There are two racetracks in the former crown colony and the best known is Sha Tin in the New Territories. Big and ultra-modern with a capacity crowd of 85,000, Sha Tin is home to the prestigious and hugely valuable Longines international races each December, and the racing there every Sunday during the Hong Kong season between September and July is always top drawer. But so vast are the grandstands that sometimes it feels as if you are watching racing in the suburban Chinese equivalent of Twickenham. By contrast, Happy Valley is wholly and uniquely urban, situated right in the heart of the Central district of Hong Kong Island. Imagine a racecourse sitting in the middle of St James’s Park, overlooked on all sides by tall apartment buildings and skyscrapers, and pulsating with all the speculative energy and excitement of the City of London, and you have an idea of what Happy Valley is like.

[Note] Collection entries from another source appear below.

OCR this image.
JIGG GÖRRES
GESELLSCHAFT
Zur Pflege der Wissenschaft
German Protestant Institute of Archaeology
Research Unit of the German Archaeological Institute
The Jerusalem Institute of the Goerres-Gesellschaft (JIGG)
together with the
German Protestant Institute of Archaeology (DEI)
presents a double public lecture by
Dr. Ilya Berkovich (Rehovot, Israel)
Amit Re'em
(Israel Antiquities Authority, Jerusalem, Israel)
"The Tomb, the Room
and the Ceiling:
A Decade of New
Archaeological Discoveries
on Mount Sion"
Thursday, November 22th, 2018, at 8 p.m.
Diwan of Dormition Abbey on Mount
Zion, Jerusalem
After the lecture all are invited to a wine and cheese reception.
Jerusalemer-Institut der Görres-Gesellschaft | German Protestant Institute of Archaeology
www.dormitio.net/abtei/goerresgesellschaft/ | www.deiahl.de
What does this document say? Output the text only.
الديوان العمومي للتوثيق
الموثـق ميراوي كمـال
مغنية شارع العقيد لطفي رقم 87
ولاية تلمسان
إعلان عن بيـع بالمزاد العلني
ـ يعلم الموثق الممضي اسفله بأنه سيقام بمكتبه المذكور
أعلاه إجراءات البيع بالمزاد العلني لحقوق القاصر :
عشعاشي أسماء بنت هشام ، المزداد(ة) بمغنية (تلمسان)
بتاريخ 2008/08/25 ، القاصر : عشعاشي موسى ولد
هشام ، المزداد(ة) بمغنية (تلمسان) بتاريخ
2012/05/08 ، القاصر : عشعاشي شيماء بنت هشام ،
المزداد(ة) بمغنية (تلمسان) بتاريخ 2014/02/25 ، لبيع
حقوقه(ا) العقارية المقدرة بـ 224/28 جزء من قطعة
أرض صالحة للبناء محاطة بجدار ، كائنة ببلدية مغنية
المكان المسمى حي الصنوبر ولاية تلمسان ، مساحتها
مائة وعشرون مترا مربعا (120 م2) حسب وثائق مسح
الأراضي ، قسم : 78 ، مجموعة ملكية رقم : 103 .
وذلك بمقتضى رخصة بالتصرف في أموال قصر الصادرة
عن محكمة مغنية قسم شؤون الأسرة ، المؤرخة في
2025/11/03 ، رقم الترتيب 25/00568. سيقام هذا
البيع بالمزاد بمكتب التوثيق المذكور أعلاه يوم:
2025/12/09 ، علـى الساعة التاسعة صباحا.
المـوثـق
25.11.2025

Today the British-built 1845 racecourse holds approximately 40 meetings a season, with racing taking place on Wednesday evenings under floodlights and catering to the local population’s passionate enthusiasm for gambling. Even at relatively low-key midweek fixtures the betting turnover has been known to exceed HK$1bn (about £101.5m), which helps to explain why the Hong Kong Jockey Club contributed approximately HK$22.6bn (about £2.3bn) in tax revenues in 2017/18 and donated a further HK$4.2bn (about £405.9m) to 222 charitable and community projects.
Basic admission to the racecourse is less than £2 a head, with high rollers watching the action from private boxes and luxurious dining rooms high up on the seventh and eighth floors. But I recommend joining the general throng of expatriate and local Chinese racegoers along the rails down below. It’s loud and exuberant with live music and and street food from the numerous pop-up stalls, including my favourite fresh fish fry barbecues. You will see Cantonese gamblers poring over their form sheets, fingering the lucky charms around their necks as the horses thunder past and either cursing their luck or whooping with joy at the outcome. It’s horse racing as it might have been envisaged by Graham Greene or Paul Theroux, and a thrilling experience.
Thanks to an agreement with the Hong Kong Jockey Club, UK punters can now access Hong Kong’s Tote betting pools – which are the biggest in the world with huge liquidity – through most British bookmakers.